If I have a setup where a N MOSFET drives a heavy inductive load (say, 25A peak), can I use the MOSFET's internal resistance to measure said current the same way I would use a shunt resistor?
The value of the equivalent series resistance when the MOSFET is active (i.e. Rds-on) is usually very low and easy to find in the MOSFET's datasheet. I know it is not ideal, and will strongly depend on the FET's temperature a well as the current (so I have a loop there). Still, is there any serious impediment to this approach?
The reason I want to do this is because I have a system where I need to minimize component count as well as avoid any extra losses (i.e. shunts) when driving the inductive load, but can compute some corrections/linearization on a temperature-sensing micro-controller if needed.
I am almost 100% I saw a LiPo battery manager that appeared to do something similar, but I am unable to find it. As I recall, this IC estimated the charging current using something similar to what I just described. But maybe I am just mistaken.
Best Answer
No. This seems to be your main misconception.

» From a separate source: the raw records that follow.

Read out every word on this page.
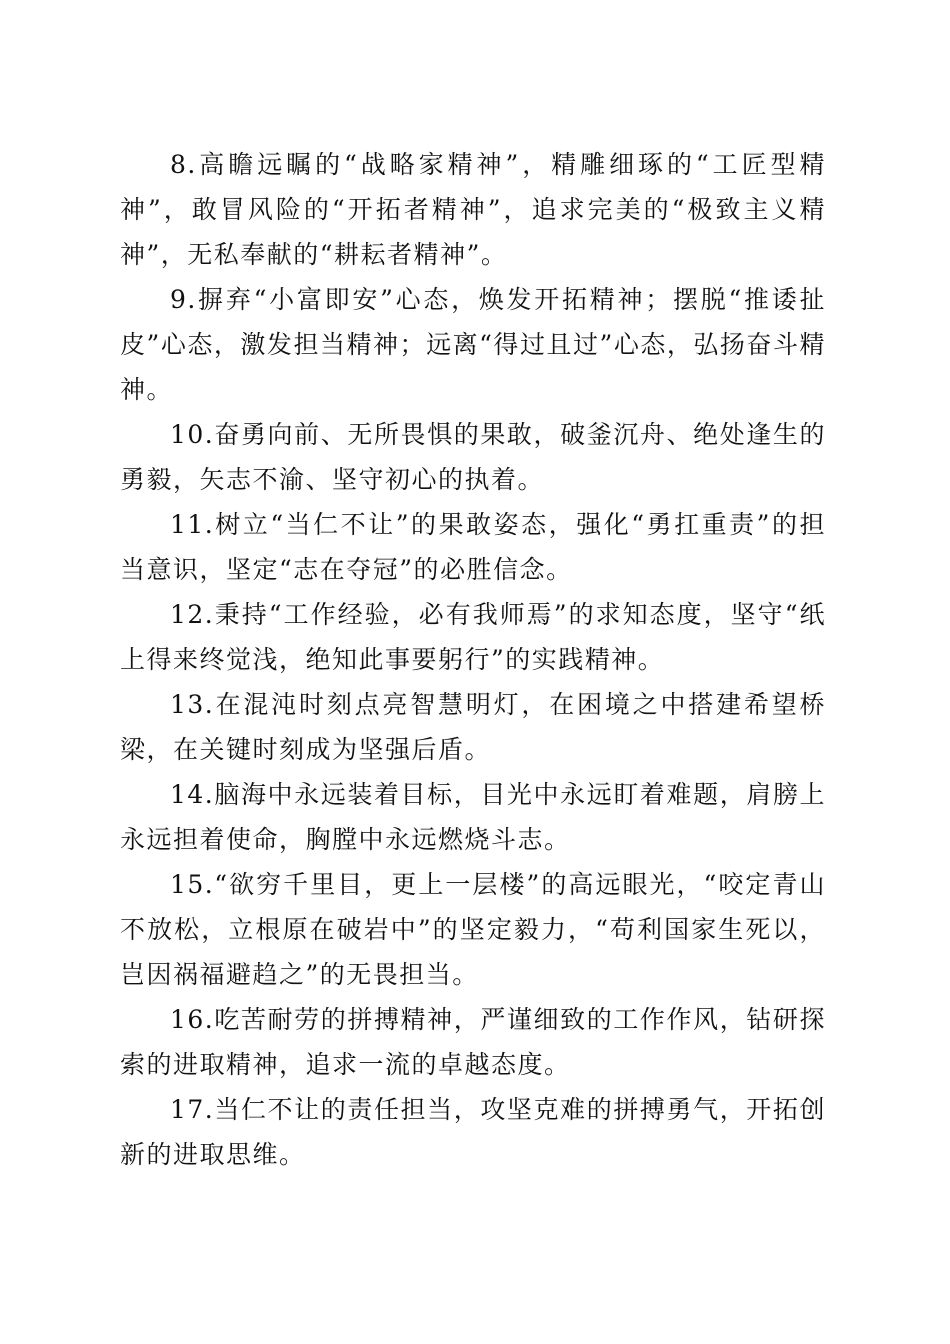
8.高瞻远瞩的“战略家精神”，精雕细琢的“工匠型精神”，敢冒风险的“开拓者精神”，追求完美的“极致主义精神”，无私奉献的“耕耘者精神”。

9.摒弃“小富即安”心态，焕发开拓精神；摆脱“推诿扯皮”心态，激发担当精神；远离“得过且过”心态，弘扬奋斗精神。

10.奋勇向前、无所畏惧的果敢，破釜沉舟、绝处逢生的勇毅，矢志不渝、坚守初心的执着。

11.树立“当仁不让”的果敢姿态，强化“勇扛重责”的担当意识，坚定“志在夺冠”的必胜信念。

12.秉持“工作经验，必有我师焉”的求知态度，坚守“纸上得来终觉浅，绝知此事要躬行”的实践精神。

13.在混沌时刻点亮智慧明灯，在困境之中搭建希望桥梁，在关键时刻成为坚强后盾。

14.脑海中永远装着目标，目光中永远盯着难题，肩膀上永远担着使命，胸膛中永远燃烧斗志。

15.“欲穷千里目，更上一层楼”的高远眼光，“咬定青山不放松，立根原在破岩中”的坚定毅力，“苟利国家生死以，岂因祸福避趋之”的无畏担当。

16.吃苦耐劳的拼搏精神，严谨细致的工作作风，钻研探索的进取精神，追求一流的卓越态度。

17.当仁不让的责任担当，攻坚克难的拼搏勇气，开拓创新的进取思维。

The datasheet tells you the guaranteed maximum, but not what it will actually be in any one device. Sometimes datasheets show typical specs, which are usually significantly less than the maximum. And of course any one device might be lower than typical too, but you don't know how much.
Then as others have said, RDSON has a strong dependence on temperature.
With calibration to the particular device, and maybe some correction for measured or assumed temperature, you might be able to detect very basic current thresholds, like "too high, shut down now". But anything you'd call a "current measurement" isn't really going to work.